Par strate, l’étau se resserre. D’épisode en épisode, l’horreur de la réalité est regardée droit dans les yeux, sans détour ni circonvolution. Hannah vacille, connait des regains de survie, lutte, tend sa main vers qui voudra bien la saisir, fort, très fort, mais l’alignement des planètes/visages maléfiques est beaucoup trop dévastateur pour ses fluettes épaules. Le mot de trop, le geste diaboliquement banal, la lâcheté et/ou la faiblesse des uns, l’égoïsme des autres, corrompent et obscurcissent son horizon. Et cette effroyable mécanique, dopée au kérosène du collectif, n’a rien d’illusoire. Elle n’est aucunement travestie pour rendre le résultat plus palpitant. Jamais. C’est dans l’extrême réalisme de son déploiement que siège justement toute la virtuosité de 13 Reasons Why. L’écriture, d’une lucidité et d’une subtilité déroutantes, transforme de fait le visionnage en épreuve inconfortable et nécessaire. Elle soulève une fournée de questions. Des interrogations douloureuses mais saines. Des Hannah Baker, il y en a partout. On en a croisées plus jeunes. Nos enfants en recroiseront. Leurs chances de marginalisation sont actuellement décuplées par les diktats de l’ère 2.0. On peut les sauver. On doit les sauver. Alors montrons cette série d’utilité publique au plus grand nombre, aux parents comme aux ados, ici comme ailleurs.

J’espère que la colère que vous éprouverez à la fin de l’intrigue sera convertie en énergie constructive. Comment rendre le lycée moins hostile ? Comment déconnecter les ados de leurs écrans, de la virtualité, pour les reconnecter à eux-mêmes et aux autres ? Comment faire pour qu’ils se voient vraiment, qu’ils échangent avec des gestes et des mots et non pas avec des émoticons et des tweets ? 13 Reasons Why nous rappelle à l’ordre, nous met face à nos responsabilités, nous sonde en profondeur. Elle tire la sonnette d’alarme, comme le ferait une campagne de sensibilisation. Je la perçois de cette façon : un avertissement qui nous pousserait à tendre l’oreille, à être plus vigilents et à prononcer/offrir la phrase thérapeutique. Les mots peuvent tuer. Ils le font tous les jours. Ils peuvent également dégoupiller les ténèbres, faire circuler l’air quand tout est putride, changer des vies.
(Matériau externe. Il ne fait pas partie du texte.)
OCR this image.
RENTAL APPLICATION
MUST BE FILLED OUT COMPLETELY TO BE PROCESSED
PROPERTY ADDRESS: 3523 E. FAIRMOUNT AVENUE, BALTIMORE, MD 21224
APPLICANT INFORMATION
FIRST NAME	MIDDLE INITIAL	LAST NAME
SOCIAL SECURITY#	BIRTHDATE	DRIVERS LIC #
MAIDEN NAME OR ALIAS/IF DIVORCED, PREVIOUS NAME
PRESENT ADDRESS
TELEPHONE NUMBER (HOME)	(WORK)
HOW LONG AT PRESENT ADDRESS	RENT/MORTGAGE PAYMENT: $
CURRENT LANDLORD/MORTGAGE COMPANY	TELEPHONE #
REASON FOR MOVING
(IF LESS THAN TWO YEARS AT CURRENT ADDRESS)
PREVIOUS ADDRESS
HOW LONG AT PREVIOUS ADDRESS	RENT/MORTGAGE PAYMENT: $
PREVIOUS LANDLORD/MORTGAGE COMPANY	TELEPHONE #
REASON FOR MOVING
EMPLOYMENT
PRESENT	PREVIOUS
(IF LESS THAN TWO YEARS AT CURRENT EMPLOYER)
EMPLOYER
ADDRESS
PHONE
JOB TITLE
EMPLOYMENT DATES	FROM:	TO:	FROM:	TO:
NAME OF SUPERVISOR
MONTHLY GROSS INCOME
Oui, je ne me résous pas à la mort de Hannah Baker. Je ne fais pas le deuil de la superbe histoire d’amour qu’elle aurait dû/pu vivre avec Clay. Derrière son sourire, je lis des SOS, j’entends un cri sourd. Un hurlement glaçant qui me donne l’envie d’aider, d’agir. Pour enrayer. Et ne plus pleurer. Dans A l’ombre des jeunes filles en fleurs, Marcel Proust écrivait : « L’adolescence est le seul temps où l’on ait apprit quelque chose ». Faisons en sorte que ce quelque chose porte un nom universel : l’amour (de son prochain).